Definition of Success for Each Element:
Candidates are expected to receive a grade of “D” (60% /  2.0) grade or better to meet the university’s GE - IB degree requirement. Our program goal is for at least the majority of candidates to meet this learning outcome with a “B” (80% / 3.0) grade or higher. 

Displays of Analyzed Data:
Figure 2: Mean Course Grades in Plant 105 from 2008, 2012, 2017Mean Grades in Plant 105

2008 Mean Grade 3.14
2012 Mean Grade 3.30
2017 Mean Grade 3.10
Overall Mean Grade 3.18
Overall Std. Dev. 0.71

Link to Full Dataset:https://drive.google.com/file/d/1irEt13LMzu2Tvf5pyKCt2WmEYrgLFkGj/view?usp=sharing 

Interpretation of Data:
The results for 2008, 2012 and 2017 show Plant 105 mean grades for our Agriculture Specialist candidates ranging from 3.10 to 3.30 with an average of 3.18. All three years yielded a mean grade that exceeded the program goal of 3.0 (“B” grade average or better), therefore it can be concluded that overall the majority agriculture specialist program completers included in this study did meet the program’s overall goal of a “B” (3.0) grade or better in their Plant 105 course.

Next Steps: 
Due to university credit limitations, our program is unable to add additional undergraduate courses.
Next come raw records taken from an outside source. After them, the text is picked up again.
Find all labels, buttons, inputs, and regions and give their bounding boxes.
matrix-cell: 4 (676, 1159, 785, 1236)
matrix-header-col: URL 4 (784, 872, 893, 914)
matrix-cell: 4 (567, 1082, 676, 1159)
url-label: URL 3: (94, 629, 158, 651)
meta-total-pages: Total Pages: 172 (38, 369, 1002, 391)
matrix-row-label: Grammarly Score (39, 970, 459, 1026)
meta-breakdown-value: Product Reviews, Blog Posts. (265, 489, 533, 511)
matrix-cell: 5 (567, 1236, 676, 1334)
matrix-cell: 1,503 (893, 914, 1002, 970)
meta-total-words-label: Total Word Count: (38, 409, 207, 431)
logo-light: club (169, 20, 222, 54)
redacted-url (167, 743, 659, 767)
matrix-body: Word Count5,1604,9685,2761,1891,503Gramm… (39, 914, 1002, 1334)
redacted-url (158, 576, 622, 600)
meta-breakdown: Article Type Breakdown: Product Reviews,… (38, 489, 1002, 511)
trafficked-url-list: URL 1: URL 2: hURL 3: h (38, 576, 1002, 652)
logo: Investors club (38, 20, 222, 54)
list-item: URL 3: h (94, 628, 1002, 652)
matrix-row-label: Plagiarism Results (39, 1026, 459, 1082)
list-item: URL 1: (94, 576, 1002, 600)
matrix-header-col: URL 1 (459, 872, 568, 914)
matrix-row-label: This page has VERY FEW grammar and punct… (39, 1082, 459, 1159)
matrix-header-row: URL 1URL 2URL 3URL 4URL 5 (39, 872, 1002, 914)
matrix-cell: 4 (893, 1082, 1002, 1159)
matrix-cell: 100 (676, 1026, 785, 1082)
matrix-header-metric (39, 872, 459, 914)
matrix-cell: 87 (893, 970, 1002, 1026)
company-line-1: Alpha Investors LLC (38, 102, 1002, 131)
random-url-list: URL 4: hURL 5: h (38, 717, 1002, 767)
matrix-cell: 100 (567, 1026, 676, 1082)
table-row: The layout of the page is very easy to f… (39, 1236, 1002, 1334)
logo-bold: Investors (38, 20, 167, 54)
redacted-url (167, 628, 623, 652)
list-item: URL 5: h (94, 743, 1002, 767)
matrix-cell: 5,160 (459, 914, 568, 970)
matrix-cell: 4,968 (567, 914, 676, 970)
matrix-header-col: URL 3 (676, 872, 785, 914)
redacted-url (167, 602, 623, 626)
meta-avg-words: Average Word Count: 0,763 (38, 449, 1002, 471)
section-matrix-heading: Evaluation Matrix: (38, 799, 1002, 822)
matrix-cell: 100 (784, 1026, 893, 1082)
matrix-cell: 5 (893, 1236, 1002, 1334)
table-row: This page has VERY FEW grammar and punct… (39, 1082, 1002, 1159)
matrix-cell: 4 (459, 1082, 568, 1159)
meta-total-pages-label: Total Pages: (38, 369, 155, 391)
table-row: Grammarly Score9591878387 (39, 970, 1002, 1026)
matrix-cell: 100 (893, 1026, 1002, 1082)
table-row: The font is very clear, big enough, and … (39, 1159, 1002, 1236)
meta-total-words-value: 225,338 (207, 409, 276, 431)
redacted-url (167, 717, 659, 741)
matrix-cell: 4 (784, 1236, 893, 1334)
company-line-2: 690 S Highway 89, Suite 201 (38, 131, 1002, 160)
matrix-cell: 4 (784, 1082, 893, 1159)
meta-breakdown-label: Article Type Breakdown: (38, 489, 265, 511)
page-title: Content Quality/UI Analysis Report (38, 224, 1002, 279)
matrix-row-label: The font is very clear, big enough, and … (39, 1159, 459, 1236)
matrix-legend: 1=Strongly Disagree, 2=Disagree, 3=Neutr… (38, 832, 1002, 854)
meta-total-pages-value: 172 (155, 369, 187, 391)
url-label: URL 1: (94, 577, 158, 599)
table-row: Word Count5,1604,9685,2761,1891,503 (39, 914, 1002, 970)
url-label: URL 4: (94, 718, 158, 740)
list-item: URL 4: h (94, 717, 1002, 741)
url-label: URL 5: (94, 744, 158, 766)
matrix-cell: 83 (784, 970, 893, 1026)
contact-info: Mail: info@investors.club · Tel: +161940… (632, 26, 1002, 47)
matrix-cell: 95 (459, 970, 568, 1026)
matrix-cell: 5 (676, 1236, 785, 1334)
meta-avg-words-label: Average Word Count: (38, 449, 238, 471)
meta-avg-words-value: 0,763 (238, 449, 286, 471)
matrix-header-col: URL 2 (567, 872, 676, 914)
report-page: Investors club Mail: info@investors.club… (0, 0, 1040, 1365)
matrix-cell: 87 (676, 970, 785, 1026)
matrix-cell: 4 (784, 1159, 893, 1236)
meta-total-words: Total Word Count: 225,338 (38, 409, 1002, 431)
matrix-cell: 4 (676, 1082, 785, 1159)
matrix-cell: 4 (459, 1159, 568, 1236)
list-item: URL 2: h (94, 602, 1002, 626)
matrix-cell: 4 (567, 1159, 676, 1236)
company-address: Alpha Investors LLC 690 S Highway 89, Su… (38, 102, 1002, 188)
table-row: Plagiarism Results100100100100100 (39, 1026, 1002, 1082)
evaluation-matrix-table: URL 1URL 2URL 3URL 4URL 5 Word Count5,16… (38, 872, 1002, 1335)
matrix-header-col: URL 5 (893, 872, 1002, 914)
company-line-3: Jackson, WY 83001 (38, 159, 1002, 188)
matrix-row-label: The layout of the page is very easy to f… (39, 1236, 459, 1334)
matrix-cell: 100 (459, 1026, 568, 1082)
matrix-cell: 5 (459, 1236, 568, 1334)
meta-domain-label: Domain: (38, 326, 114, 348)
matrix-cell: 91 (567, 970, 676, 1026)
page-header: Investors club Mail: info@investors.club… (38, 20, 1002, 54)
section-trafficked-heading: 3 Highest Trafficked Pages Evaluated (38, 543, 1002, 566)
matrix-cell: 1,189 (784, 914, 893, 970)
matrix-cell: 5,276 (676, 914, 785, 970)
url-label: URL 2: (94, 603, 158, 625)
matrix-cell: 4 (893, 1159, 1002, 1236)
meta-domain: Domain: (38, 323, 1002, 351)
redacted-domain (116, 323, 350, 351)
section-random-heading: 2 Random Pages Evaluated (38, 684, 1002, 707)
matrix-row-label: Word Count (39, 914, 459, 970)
Likewise, our credential course load is 39 semester units and adding additional requirements would require students to enroll for an additional semester. It is for these reasons that we draw on the university undergraduate requirements to help our candidates to develop knowledge of international and global perspectives that they can then use with their future students. We are open to suggestions about how to improve in this area. 

Moving forward, we will conduct some research to find out what other programs are doing in this area, perhaps by engaging in discussions with our stakeholders and/or adding items to our graduate survey to see how well completers think they are prepared in this area. Additionally, we will look for spaces within our current course syllabi to incorporate global perspectives on issues in agriculture. This may include inviting candidates to bring in learning from the undergraduate courses we have cited here to support them in linking that learning to the work they do with their students.

To evaluate our efforts in this area, we will continue to analyze the data we collect each year and discuss as program faculty how we might improve the scores of our candidates.